In the distance directly ahead us stood a tall, noble mountain sculpted in the shape of a Bell.  For all the changes life has brought, for all the oceans I have crossed, the skies I have flown across, and, not least of all, for the whole other country I have lived in for most of my adult life, the Bell Tower remains exactly where she was when first I laid eyes on her.  So it seems true: everything changes, and everything stays just exactly the same.  How small we are, I pondered.  Most especially, how utterly insignificant am I, here, in the context of this incredible display of beauty and majesty, that is our earth. 

Whilst rays from the afternoon sun were strong enough to absorb, as someone who grew up in the province of Natal, I am well accustomed to changes in the weather, and I could tell it was about to storm.  

Somewhere far, far away in the distance the dragon grumbled.  Echoing across the sky this vast, booming, voluminous sound bounced across the mountains and exploded upon itself at a distance.
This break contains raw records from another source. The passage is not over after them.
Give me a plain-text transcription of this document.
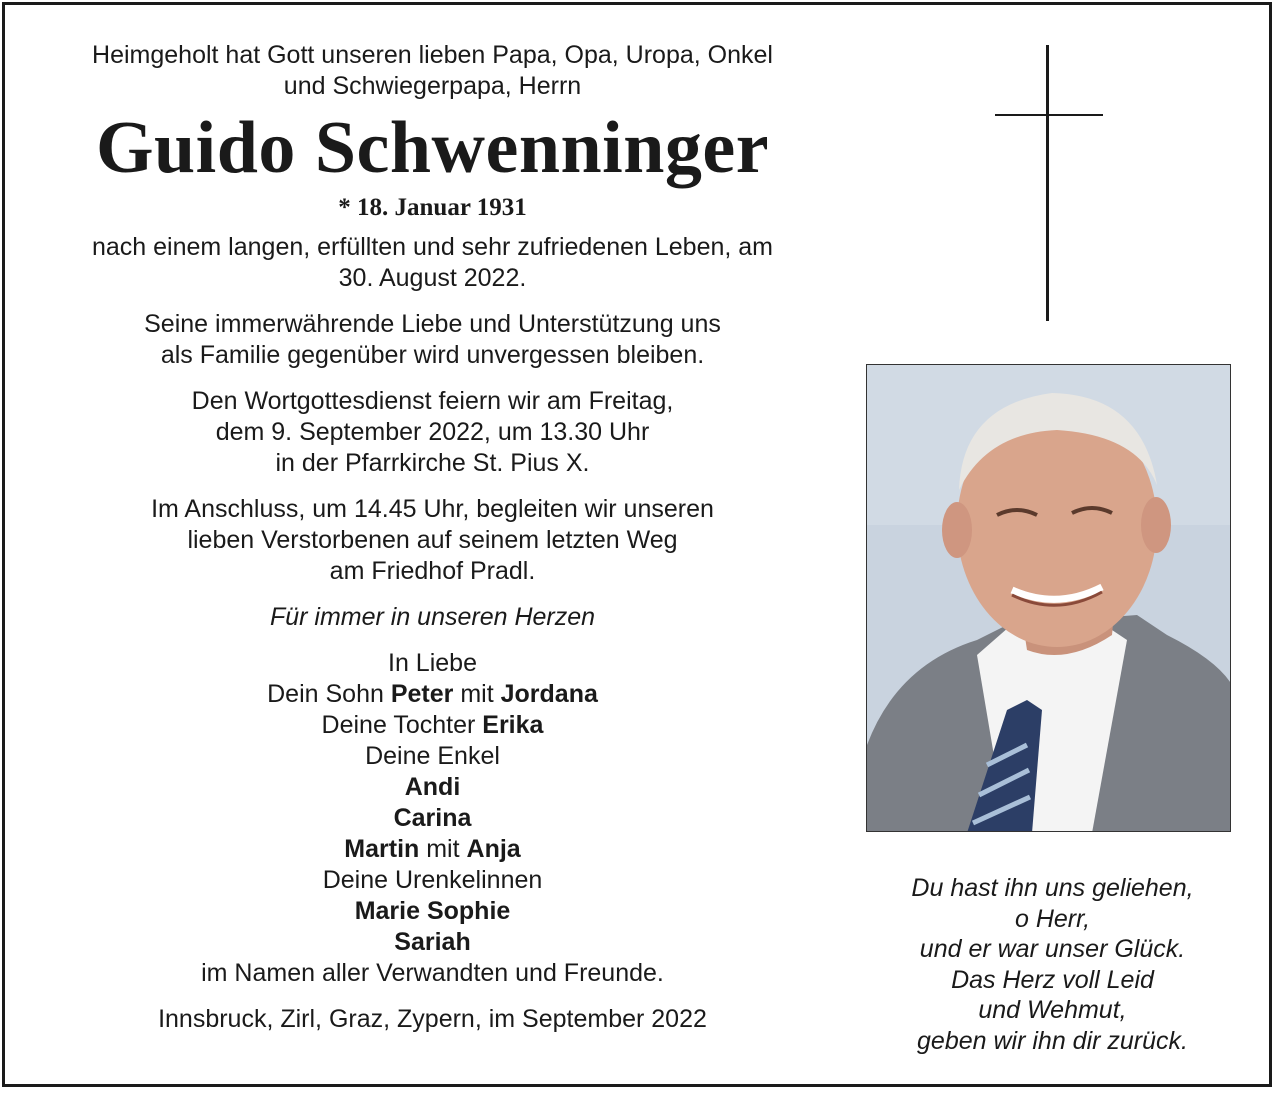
Heimgeholt hat Gott unseren lieben Papa, Opa, Uropa, Onkel
und Schwiegerpapa, Herrn
Guido Schwenninger
* 18. Januar 1931
nach einem langen, erfüllten und sehr zufriedenen Leben, am
30. August 2022.
Seine immerwährende Liebe und Unterstützung uns
als Familie gegenüber wird unvergessen bleiben.
Den Wortgottesdienst feiern wir am Freitag,
dem 9. September 2022, um 13.30 Uhr
in der Pfarrkirche St. Pius X.
Im Anschluss, um 14.45 Uhr, begleiten wir unseren
lieben Verstorbenen auf seinem letzten Weg
am Friedhof Pradl.
Für immer in unseren Herzen
In Liebe
Dein Sohn Peter mit Jordana
Deine Tochter Erika
Deine Enkel
Andi
Carina
Martin mit Anja
Deine Urenkelinnen
Marie Sophie
Sariah
im Namen aller Verwandten und Freunde.
Innsbruck, Zirl, Graz, Zypern, im September 2022
Du hast ihn uns geliehen,
o Herr,
und er war unser Glück.
Das Herz voll Leid
und Wehmut,
geben wir ihn dir zurück.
Lightening flashed and, sitting up on our sunbeds now, we counted…one, two, three, four, five, six, seven, eight, nine, ten, eleven, twelve, thirteen, fourteen, fifteen, CRASH!!  The thunder, at first so faint across the mountains rebounded across the distance to explode just a little bit closer.  More lightening struck, and I suggested we move inside as the rain would definately follow!  It is also in my blood to observe the advice of adults to move far away from trees in a storm.

Sheltered by the walled patio of our lovely room, we sat outside for a while breathing in the ozone and quietly sipping our tea as we counted the storm in.  By the time we had showered and entered the dining room of our hotel for dinner, we could reach only two as we counted between lightening bolts.  The storm was above us, and I requested a window table in order to observe the lightening as it flashed across those mountains, so bright against the night sky. 

The following morning everything was fresh.  Newly washed by the rain, the leaves, the grass and the flowers sparkled in the sunshine.  As I gazed at the shrubs ahead of me I became aware that something was gazing back at me.  There, directly opposite me stood the prettiest buck, her ears standing up tall and tipped ever so slightly forward, her huge doe-eyes observing me as she stood as still as anything can stand.

Sadly, I lost someone very close to me recently.  I choose to believe she sent this elegant little deer to wish me well, and bid me the fondest farewell.

Relflecting on the wonderful two weeks I had so profoundly enjoyed in my home country, I gazed up at the mountains and resolved that it would not be too long before I tasted such delicious cream tea, or listened to thunder rolling across those mountains again.